昨年に続いてサンディエゴのデルマー競馬場を舞台に行われるブリーダーズカップクラシックは全米最強馬決定戦。現地では主だった前哨戦が終了、有力馬を擁する陣営は本番に向けて調整を続けています。

現在の米国馬の勢力図はどうなっているのか。米国で出走した馬を対象にしたNARCレーティングから読み取ってみることにしましょう。

【最新NARCレーティング上位馬=9月7日集計】

・ソヴリンティ(牡3)124・00

・フィアースネス(牡4)123・40

・ロックド(牡4)123・00

・ホワイトアバリオ(牡6)123・00

・シエラレオーネ(牡4)119・20

・ソーピードアンナ(牝4)119・00(BCディスタフ出走予定)

・レイジングトーレント(牡4)118・80(引退)

・マインドフレーム(牡4)118・60

・ジャーナリズム(牡3)118・20

・バエザ(牡3)117・40

・ハイランドフォールズ(牡5)117・00

・アンティックアリアン(牡4)116・80

G1ケンタッキーダービーとG1ベルモントSの2冠を制し、“真夏のダービー”G1トラヴァーズSも制したソヴリンティ(牡3、父イントゥミスチーフ)が米国馬の頂点に立っています。

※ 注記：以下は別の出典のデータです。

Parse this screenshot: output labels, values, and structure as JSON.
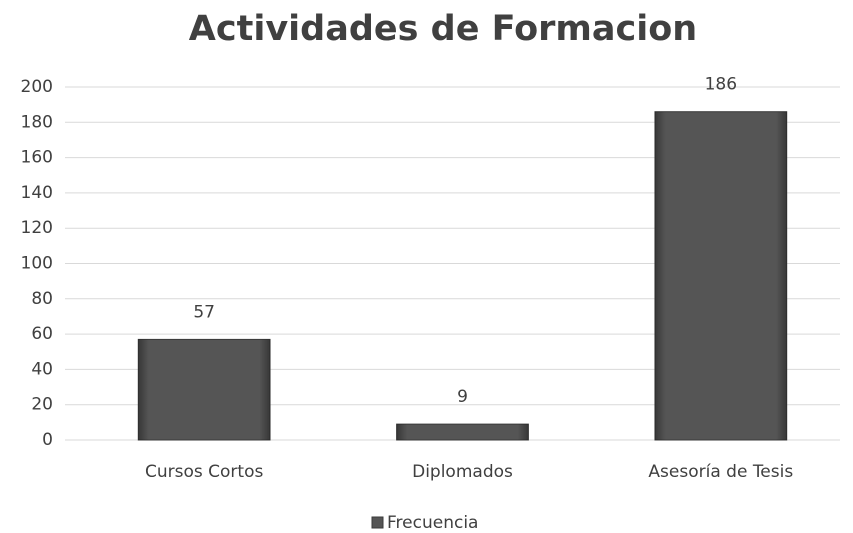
{
  "chart_data": {
    "type": "bar",
    "title": "Actividades de Formacion",
    "categories": [
      "Cursos Cortos",
      "Diplomados",
      "Asesoría de Tesis"
    ],
    "series": [
      {
        "name": "Frecuencia",
        "color": "#555555",
        "values": [
          57,
          9,
          186
        ]
      }
    ],
    "ylim": [
      0,
      200
    ],
    "yticks": [
      0,
      20,
      40,
      60,
      80,
      100,
      120,
      140,
      160,
      180,
      200
    ],
    "grid": true,
    "legend": "bottom",
    "data_labels": true
  }
}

ソヴリンティは今年6戦して5勝、2着1回。ケンタッキーダービーから4連勝中で、ライバルのジャーナリズムに水をあけています。実力は誰もが認めるところですが、ブリーダーズカップに向けての課題があるとすれば西への遠征経験がないことでしょうか。

古馬のトップは8月のG1パシフィッククラシックSで3歳馬ジャーナリズムを2着に退けたフィアースネス(牡4、父シティオブライト)になっています。昨年のG1ブリーダーズカップクラシックはシエラレオーネの2着でしたが、古馬になって成長。トッド・プレッチャー調教師は巻き返しに自信をのぞかせています。

ロックド(牡4、父ガンランナー)につけられた123・00は春のG1サンタアニタハンデキャップ勝ちが評価されたもの。その後は5月のG2アリシーバSがフィアースネスの4着、7月のG2サバーバンSもフィリアスフォグの3着と、成績は下降線をたどっています。

一昨年のG1ブリーダーズカップクラシックの覇者ホワイトアバリオ(牡6、父レースデイ)も123・00をもらっていますが、6月以降は3戦続けて4着と近走はいまひとつ。巻き返しは難しいかも知れません。

シエラレオーネ(牡4、父ガンランナー)は今年に入って3、2、1、2着。古馬の強豪がそろったG1ホイットニーSを差し切ってさすがと思わせましたが、前走のG1ジョッキークラブゴールドカップはレース序盤の落馬事故のあおりを受けてアンティックアリアンの2着でした。勝っていれば120以上がつけられたはず。実質“NO・3”と見て良さそうです

3歳馬のバエザ(牡3、父マッキンジー)は一昨年のケンタッキーダービー馬のメイジ、昨年のベルモントSを制したドーノックを半兄に持つ良血。G1ケンタッキーダービーとG1ベルモントSともにソヴリンティの3着でした。ブリーダーズカップ挑戦をかけて挑む9月20日(土)のG1ペンシルベニアダービーの結果いかんで有力馬に浮上するかもしれません。

フォーエバーヤングが立ち向かう壁は今年も厚くなりそうです。